The study of the Quantum Chromodynamics (QCD) phase diagram has been the object of great effort in the scientific community both from theory and experiment, and has been investigated from first principles through lattice simulations in the low density regime.

The transition between ordinary matter and a deconfined Quark Gluon Plasma was shown from lattice QCD to be a smooth crossover. It is probed experimentally in relativistic heavy-ion collisions at the Brookhaven National Laboratiory (BNL) and CERN, where sufficiently high temperatures are reached to create such a system. This transition is believed to become of the first order at large baryon density, implying the existence of a critical point. The search for such a point is the main goal of the second Beam Energy Scan (BES-II) program at BNL.

In this dissertation, I focus on the transition region of the QCD phase diagram by calculating several observables with different theoretical approaches.

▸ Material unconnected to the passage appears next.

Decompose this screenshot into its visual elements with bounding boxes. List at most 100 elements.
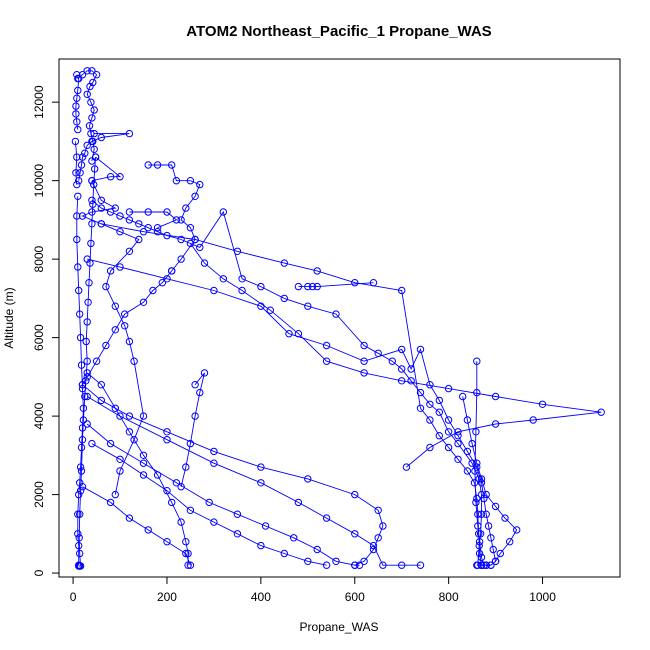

In the first part of this work, I study the moment in heavy-ion collisions at which the chemical composition of the system is fixed: the chemical freeze-out. I compare net-particle fluctuations calculated in the Hadron Resonance Gas (HRG) model to experimental data to determine the chemical freeze-out temperature, with particular attention on the dependence of such temperature on the flavor composition of the particles. A separate analysis is performed to study the content of the hadron spectrum, through a comparison of HRG model and lattice QCD results.

I also generate a family of Equations of State (EoS) for QCD matching lattice calculations at low baryon density, and including a critical point in the correct universality class. Moreover, I investigate the consequences of the critical point on measurable quantities, providing guidance for the forthcoming data from the BES.

Finally, in light of the recent extension of hydrodynamic simulations to include all conserved charges of strong interactions, I produce an EoS for QCD that depends on all three chemical potentials. I then study the impact of these additional conserved charges on the thermodynamics when realistic conditions on the composition of the system are imposed.